The Eden Project is a visitor attraction in Cornwall in the United Kingdom, including the world's largest greenhouse. Inside the artificial biomes are plants that are collected from all around the world. The project is located in a reclaimed Kaolinite pit, located 1.25 mi (2 kilometres) from the town of St Blazey and 5 kilometres (3 mi) from the larger town of St Austell, Cornwall. The complex is dominated by two huge enclosures consisting of adjoining domes that house thousands of plant species, and each enclosure emulates a natural biome. The domes consist of hundreds of hexagonal and pentagonal, inflated, plastic cells supported by steel frames. The first dome emulates a tropical environment, and the second a Mediterranean environment.
The five geodesic domes house a unique set of plant species organized along a course landscape .
The project, funded by a nonprofit foundation, emphasizes the conservation of resources and the contribution of plant diversity to human life. The educational contribution of the project enabled the foundation qualify GiftAid allowing the organization to recover the taxes of the British state. These taxes represent about 30% of the amount of subsidies .
Spectators outside the park
All technologies related to the cultivation of plants that are made and developed in the Eden Project are made in collaboration with other research centers.

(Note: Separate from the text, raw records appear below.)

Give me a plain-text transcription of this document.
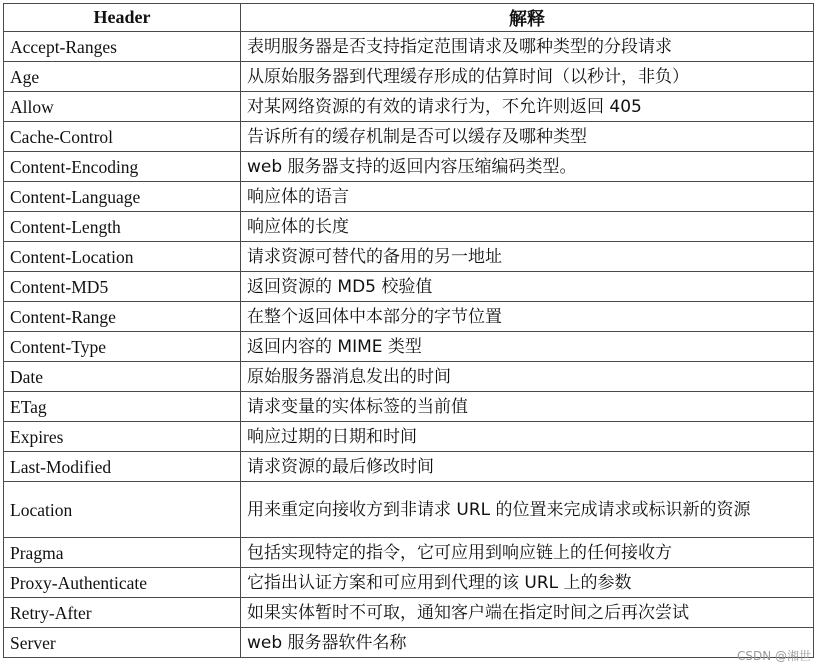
Header	解释
Accept-Ranges	表明服务器是否支持指定范围请求及哪种类型的分段请求
Age	从原始服务器到代理缓存形成的估算时间（以秒计，非负）
Allow	对某网络资源的有效的请求行为，不允许则返回 405
Cache-Control	告诉所有的缓存机制是否可以缓存及哪种类型
Content-Encoding	web 服务器支持的返回内容压缩编码类型。
Content-Language	响应体的语言
Content-Length	响应体的长度
Content-Location	请求资源可替代的备用的另一地址
Content-MD5	返回资源的 MD5 校验值
Content-Range	在整个返回体中本部分的字节位置
Content-Type	返回内容的 MIME 类型
Date	原始服务器消息发出的时间
ETag	请求变量的实体标签的当前值
Expires	响应过期的日期和时间
Last-Modified	请求资源的最后修改时间
Location	用来重定向接收方到非请求 URL 的位置来完成请求或标识新的资源
Pragma	包括实现特定的指令，它可应用到响应链上的任何接收方
Proxy-Authenticate	它指出认证方案和可应用到代理的该 URL 上的参数
Retry-After	如果实体暂时不可取，通知客户端在指定时间之后再次尝试
Server	web 服务器软件名称
CSDN @湘世
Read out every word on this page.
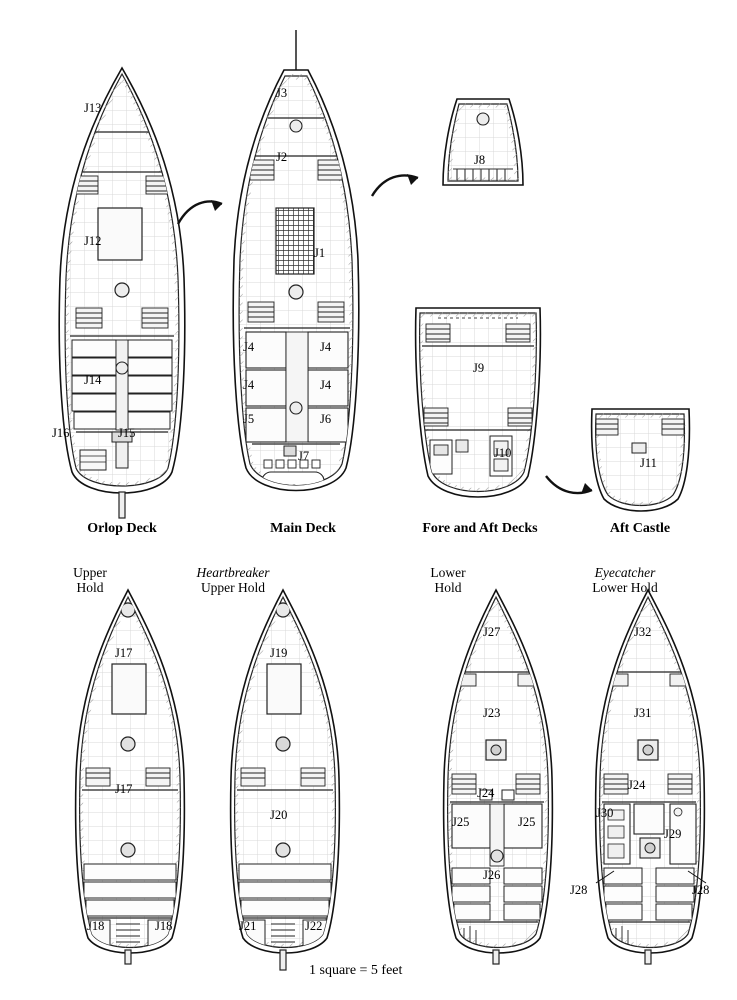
J13
J12
J14
J16	J15
Orlop Deck
J3
J2
J1
J4	J4
J4	J4
J5	J6
J7
Main Deck
J8
J9
J10
Fore and Aft Decks
J11
Aft Castle
Upper
Hold
J17
J17
J18	J18
Heartbreaker
Upper Hold
J19
J20
J21	J22
Lower
Hold
J27
J23
J24
J25	J25
J26
Eyecatcher
Lower Hold
J32
J31
J24
J30
J29
J28	J28
1 square = 5 feet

Eden Project view from above
Eden Project Designers refute the adjective theme park. The park was initially created to demonstrate the ability to use nature to regenerate a damaged by human activity. The park however involves all ingredients of a theme park: Area transit signposted, amusement hall, exhibition building, screening rooms, newly built in 2006, the "Core" means a wooden frame nailed inspired sheet the method of plant growth, as can be seen from outside a woody pineapple leaves where they overlap, and the unavoidable closing shop visits required in step
spectators walk through the park
Despite the obvious pedagogical quality of plantations and exhibitions, the aspect of sustainable development is seen little in the operation of the park. Apart from composting and recovery of runoff, puts little emphasis on eco-energetic management.
Amazing View Inside
These absences does raise a question about the validity of the environmental approach in which the project was based.